A Chant of hate towards England

(notes edited by John Radcliffe)

Publication

This “Humn of Hate” was composed shortly after war broke out in 1914, and in a few months was translated and published in the United States (then a neutral nation). The New York Times admired Lissauer’s technical skill, but described the poem as “simply abominable,” and “a brutal and wicked production.”* In Germany, not surprisingly, the poem was an immediate success. The Kaiser honored Lissauer, and the Crown Prince of Bavaria ordered that the poem be printed and distributed to his troops.

The poem

G C Aronsfeld write in History Today

One of history’s little ironies – a period piece of First World War propaganda from a curious source which rebounded on its author. Ernst Lissauer is barely remembered.

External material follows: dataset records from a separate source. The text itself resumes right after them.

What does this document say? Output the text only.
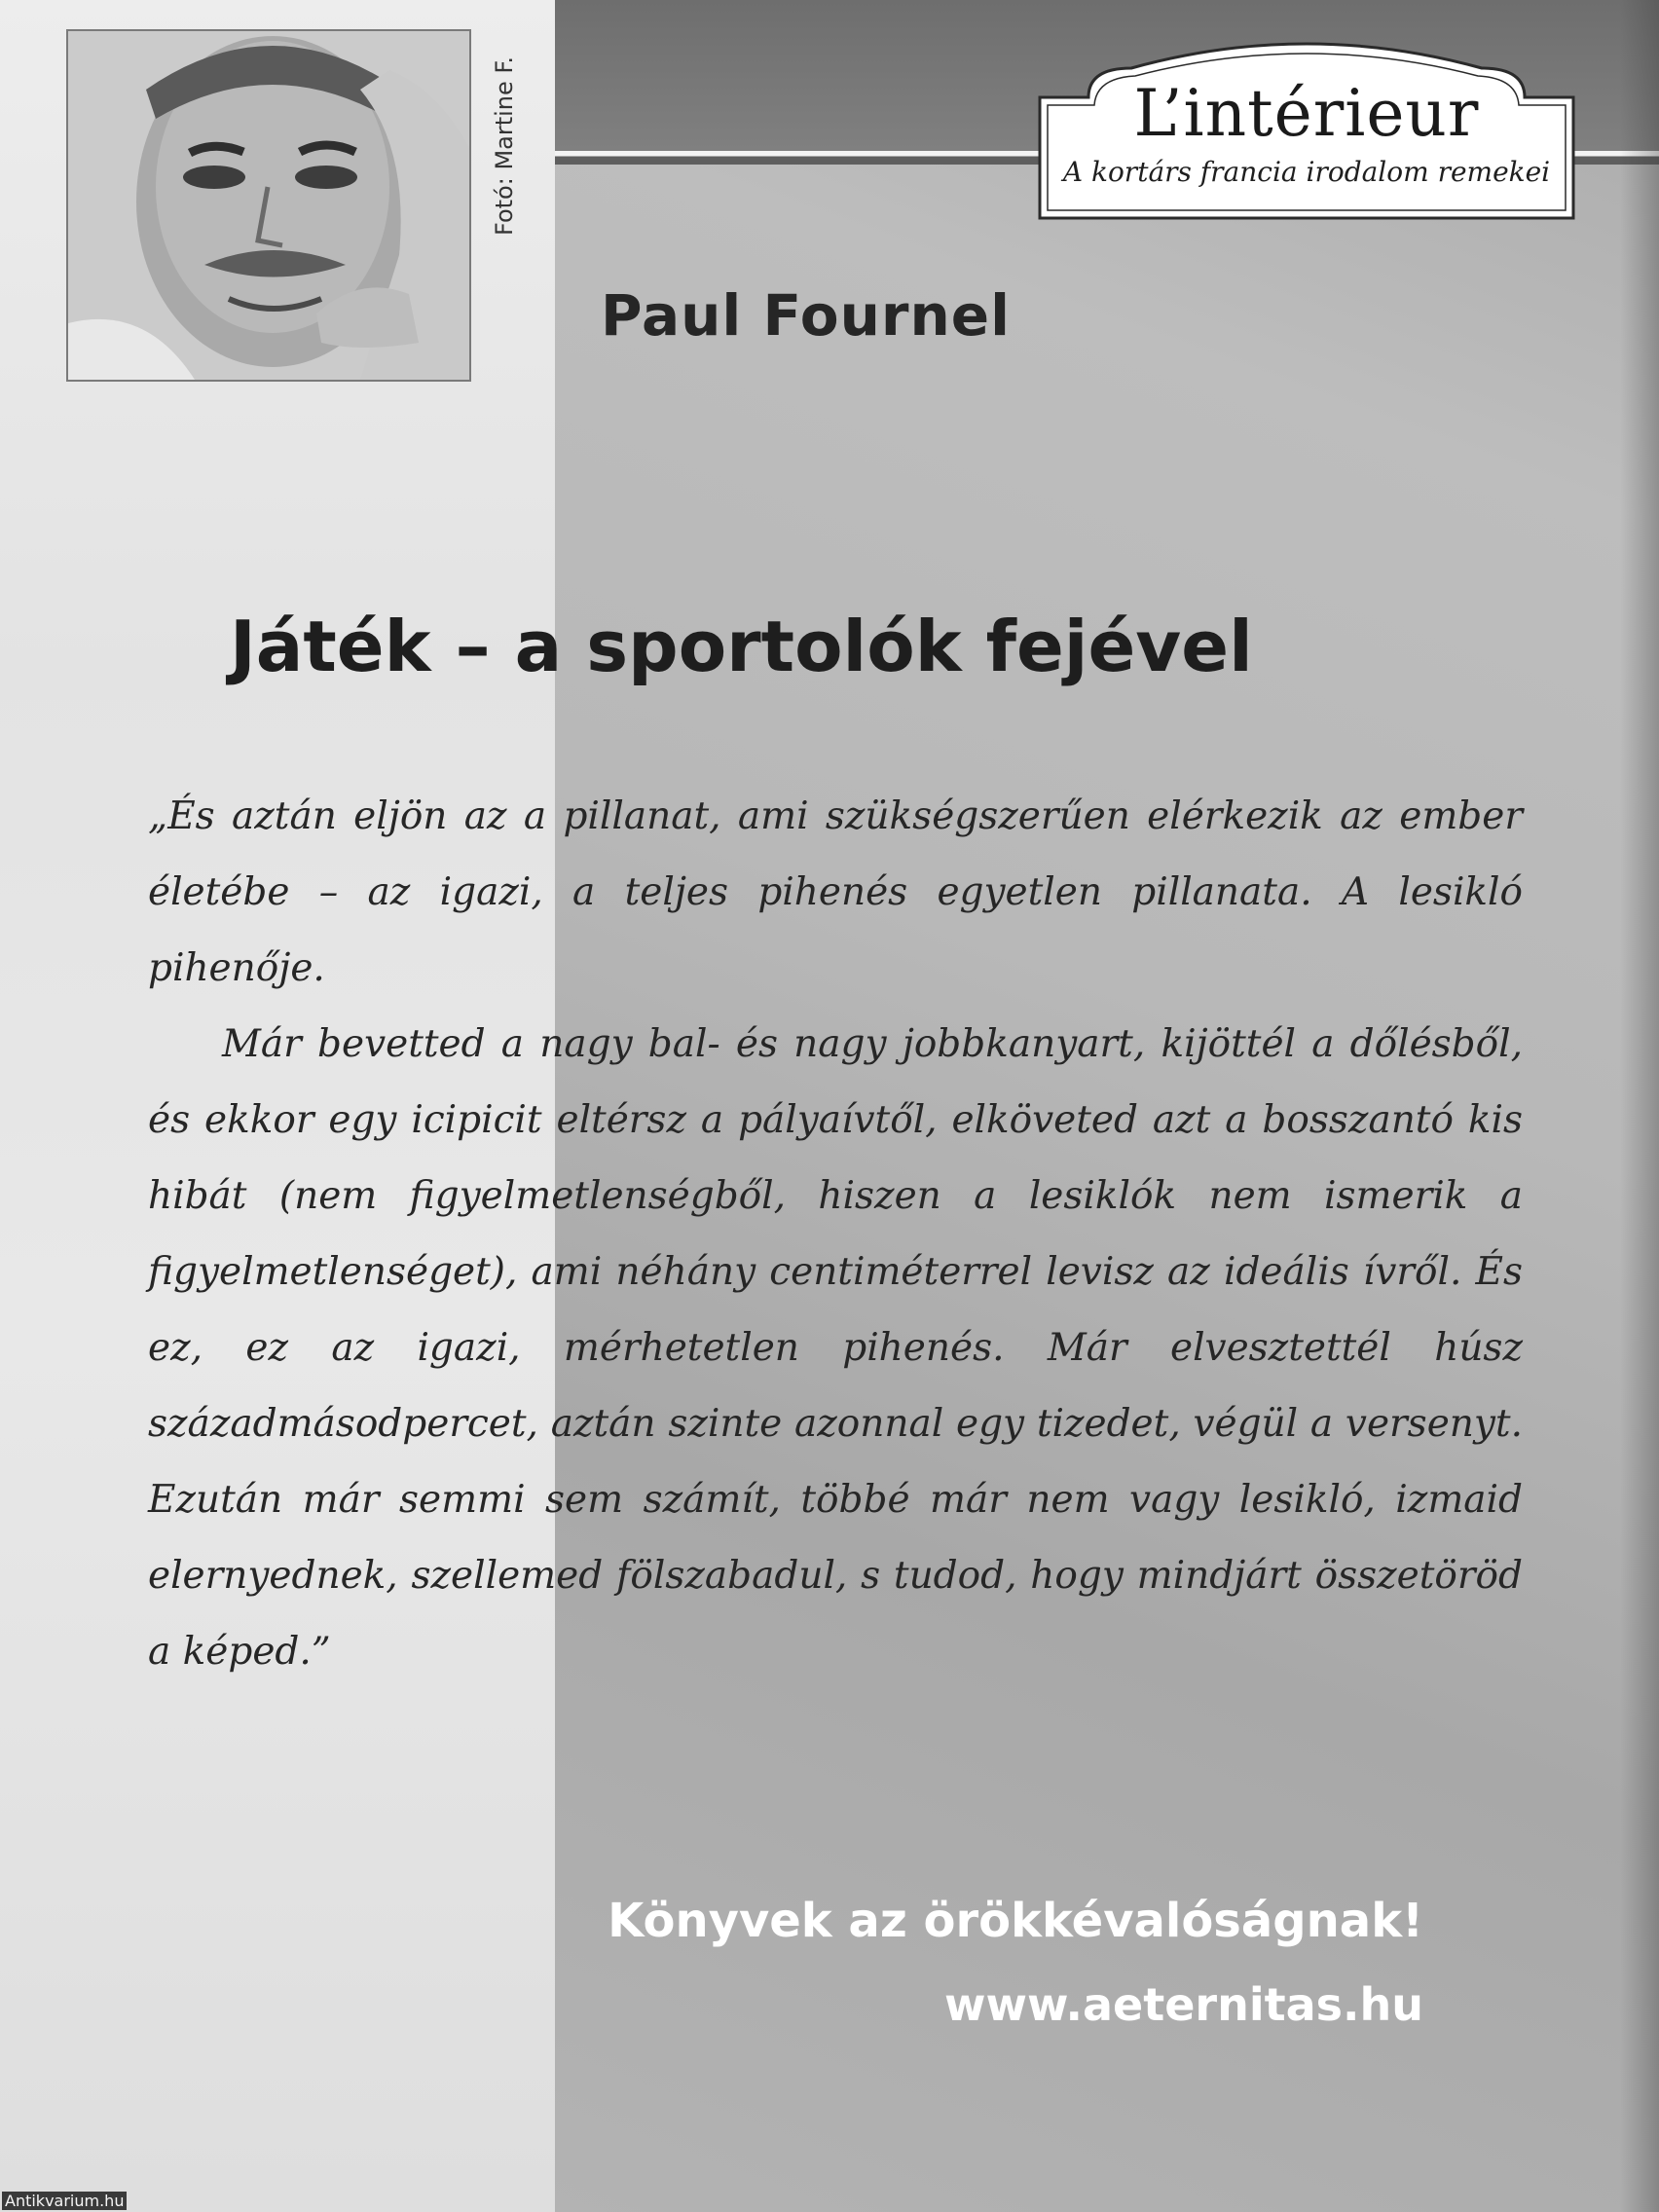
Fotó: Martine F.	L’intérieur
A kortárs francia irodalom remekei
Paul Fournel
Játék – a sportolók fejével

„És aztán eljön az a pillanat, ami szükségszerűen elérkezik az ember életébe – az igazi, a teljes pihenés egyetlen pillanata. A lesikló pihenője.

Már bevetted a nagy bal- és nagy jobbkanyart, kijöttél a dőlésből, és ekkor egy icipicit eltérsz a pályaívtől, elköveted azt a bosszantó kis hibát (nem figyelmetlenségből, hiszen a lesiklók nem ismerik a figyelmetlenséget), ami néhány centiméterrel levisz az ideális ívről. És ez, ez az igazi, mérhetetlen pihenés. Már elvesztettél húsz századmásodpercet, aztán szinte azonnal egy tizedet, végül a versenyt. Ezután már semmi sem számít, többé már nem vagy lesikló, izmaid elernyednek, szellemed fölszabadul, s tudod, hogy mindjárt összetöröd a képed.”

Könyvek az örökkévalóságnak!
www.aeternitas.hu
Antikvarium.hu
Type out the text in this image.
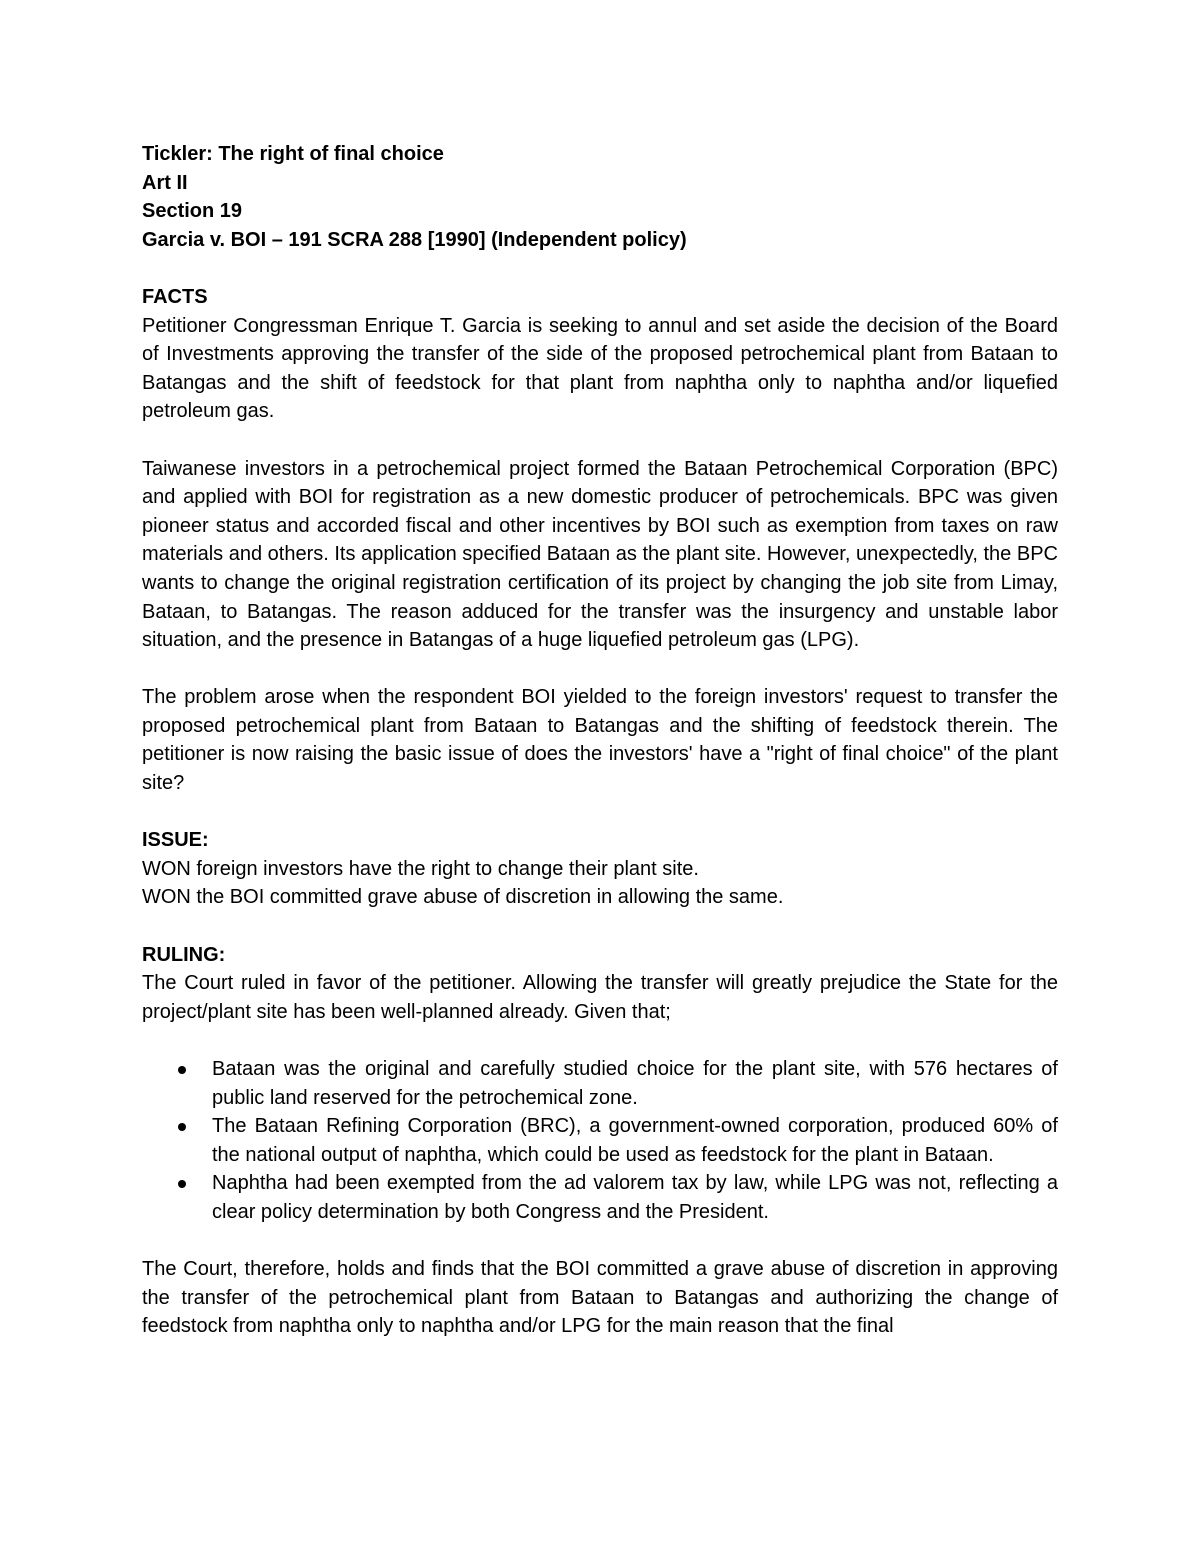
Tickler: The right of final choice
Art II
Section 19
Garcia v. BOI – 191 SCRA 288 [1990] (Independent policy)
FACTS

Petitioner Congressman Enrique T. Garcia is seeking to annul and set aside the decision of the Board of Investments approving the transfer of the side of the proposed petrochemical plant from Bataan to Batangas and the shift of feedstock for that plant from naphtha only to naphtha and/or liquefied petroleum gas.

Taiwanese investors in a petrochemical project formed the Bataan Petrochemical Corporation (BPC) and applied with BOI for registration as a new domestic producer of petrochemicals. BPC was given pioneer status and accorded fiscal and other incentives by BOI such as exemption from taxes on raw materials and others. Its application specified Bataan as the plant site. However, unexpectedly, the BPC wants to change the original registration certification of its project by changing the job site from Limay, Bataan, to Batangas. The reason adduced for the transfer was the insurgency and unstable labor situation, and the presence in Batangas of a huge liquefied petroleum gas (LPG).

The problem arose when the respondent BOI yielded to the foreign investors' request to transfer the proposed petrochemical plant from Bataan to Batangas and the shifting of feedstock therein. The petitioner is now raising the basic issue of does the investors' have a "right of final choice" of the plant site?

ISSUE:
WON foreign investors have the right to change their plant site.
WON the BOI committed grave abuse of discretion in allowing the same.
RULING:

The Court ruled in favor of the petitioner. Allowing the transfer will greatly prejudice the State for the project/plant site has been well-planned already. Given that;

Bataan was the original and carefully studied choice for the plant site, with 576 hectares of public land reserved for the petrochemical zone.
The Bataan Refining Corporation (BRC), a government-owned corporation, produced 60% of the national output of naphtha, which could be used as feedstock for the plant in Bataan.
Naphtha had been exempted from the ad valorem tax by law, while LPG was not, reflecting a clear policy determination by both Congress and the President.

The Court, therefore, holds and finds that the BOI committed a grave abuse of discretion in approving the transfer of the petrochemical plant from Bataan to Batangas and authorizing the change of feedstock from naphtha only to naphtha and/or LPG for the main reason that the final
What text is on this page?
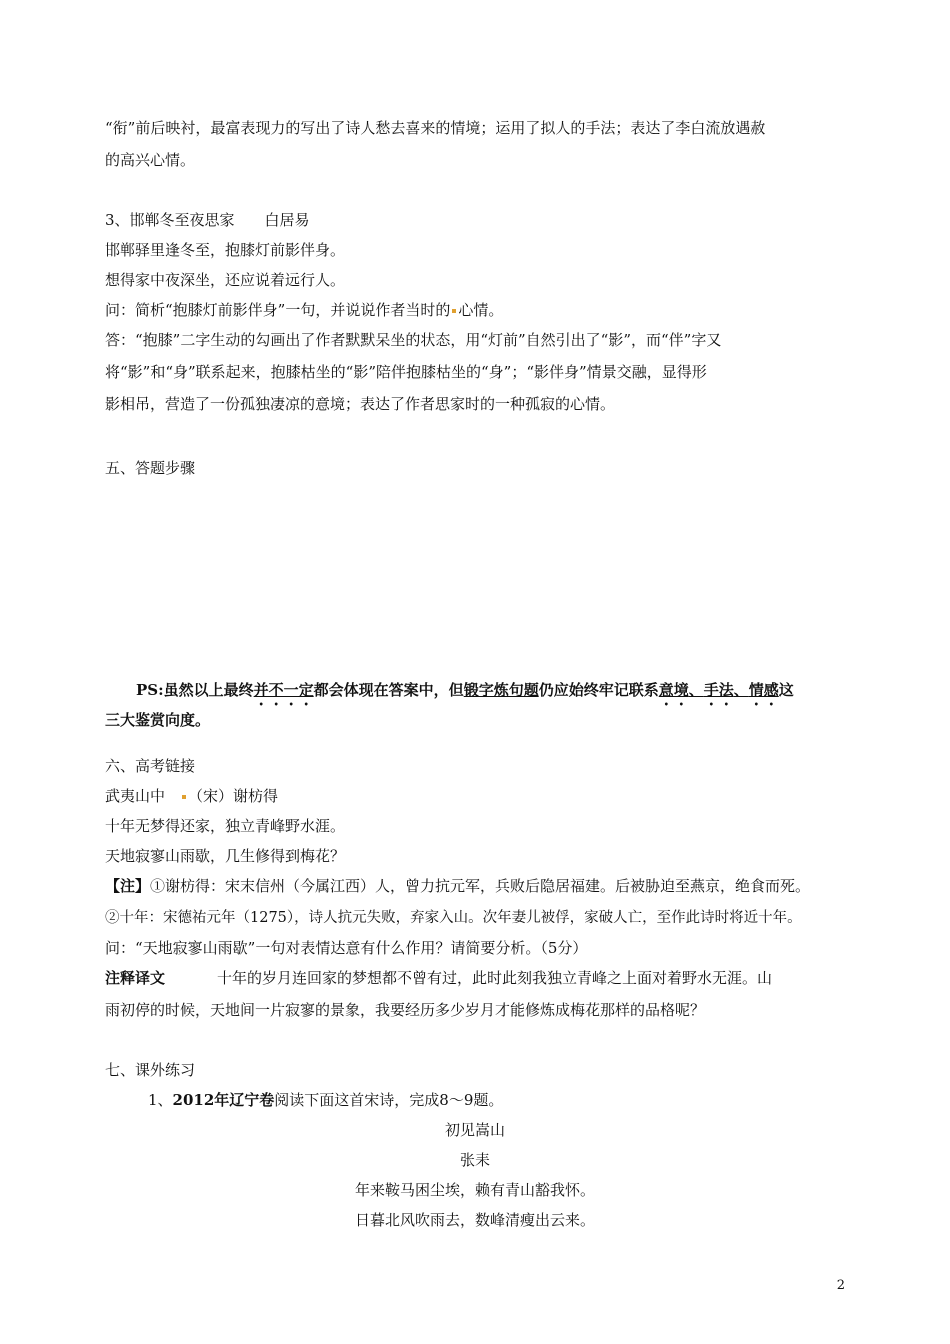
“衔”前后映衬，最富表现力的写出了诗人愁去喜来的情境；运用了拟人的手法；表达了李白流放遇赦
的高兴心情。
3、邯郸冬至夜思家　　白居易
邯郸驿里逢冬至，抱膝灯前影伴身。
想得家中夜深坐，还应说着远行人。
问：简析“抱膝灯前影伴身”一句，并说说作者当时的 心情。
答：“抱膝”二字生动的勾画出了作者默默呆坐的状态，用“灯前”自然引出了“影”，而“伴”字又
将“影”和“身”联系起来，抱膝枯坐的“影”陪伴抱膝枯坐的“身”；“影伴身”情景交融，显得形
影相吊，营造了一份孤独凄凉的意境；表达了作者思家时的一种孤寂的心情。
五、答题步骤
PS:虽然以上最终并不一定都会体现在答案中，但锻字炼句题仍应始终牢记联系意境、手法、情感这
三大鉴赏向度。
六、高考链接
武夷山中　 （宋）谢枋得
十年无梦得还家，独立青峰野水涯。
天地寂寥山雨歇，几生修得到梅花？
【注】①谢枋得：宋末信州（今属江西）人，曾力抗元军，兵败后隐居福建。后被胁迫至燕京，绝食而死。
②十年：宋德祐元年（1275），诗人抗元失败，弃家入山。次年妻儿被俘，家破人亡，至作此诗时将近十年。
问：“天地寂寥山雨歇”一句对表情达意有什么作用？请简要分析。（5分）
注释译文	十年的岁月连回家的梦想都不曾有过，此时此刻我独立青峰之上面对着野水无涯。山
雨初停的时候，天地间一片寂寥的景象，我要经历多少岁月才能修炼成梅花那样的品格呢？
七、课外练习
1、2012年辽宁卷阅读下面这首宋诗，完成8～9题。
初见嵩山
张耒
年来鞍马困尘埃，赖有青山豁我怀。
日暮北风吹雨去，数峰清瘦出云来。
2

Most of his poems (and other literary works) are now forgotten (even, perhaps particularly, in Germany), but one strill strikes a distant chord: mention the name and there is an almost automatic reflex reaction – that ‘Hymn of Hate against England’:

This became his trademark, the ‘Hymn’ that made him famous (or notorious), and no regret, disclaimer or remorse could ‘cancel half a line, or all the tears wash out a word of it’. [History Today Volume 37 Issue 7 July 1987)]

Kipling and the poem

Harry Ricketts writes in KJ 369:

I recently came across this poem thanks to an MA thesis by Roger Smith, a post-graduate student in the German programme at Victoria University of Wellington, New Zealand … His thesis is entitled: ‘Give ’Em a Few Bars of the Hymn of Hate’: The German and English-Language Reception of Ernst Lissauer’s ‘Haßgesang gegen England’. During his thesis, Smith suggests, very plausibly, that Kipling’s poem ‘The Beginnings’, the poem, following ‘Mary Postgate’ in A Diversity of Creatures (1917), was one of many contemporary reactions to Lissauer’s poem and begins:

It was not part of their blood,
It came to them very late
With long arrears to make good,
When the English began to hate.8

Smith is clearly right. Kipling’s refrain (‘When the English began to hate’) seems too direct an echo for coincidence. I did briefly wonder whether Lissauer’s poem might itself be a reaction to Kipling’s own much-publicised poem ‘For All We Have and Are’, but ‘The Hymn of Hate’ first appeared in August 1914, a few weeks before Kipling’s poem in The Times on 2 September. Valuable as Smith’s recovery of this particular action and reaction is, it is clear from his surrounding commentary that his knowledge of Kipling’s poems written during the First World War is narrow. The Kipling he recycles is merely the belli- cose recruiting-officer version, unmodified and uncomplicated by the Kipling of ‘My Boy Jack’, ‘Gethsemane’, ‘The Nativity’ and ‘Epitaphs of the War’.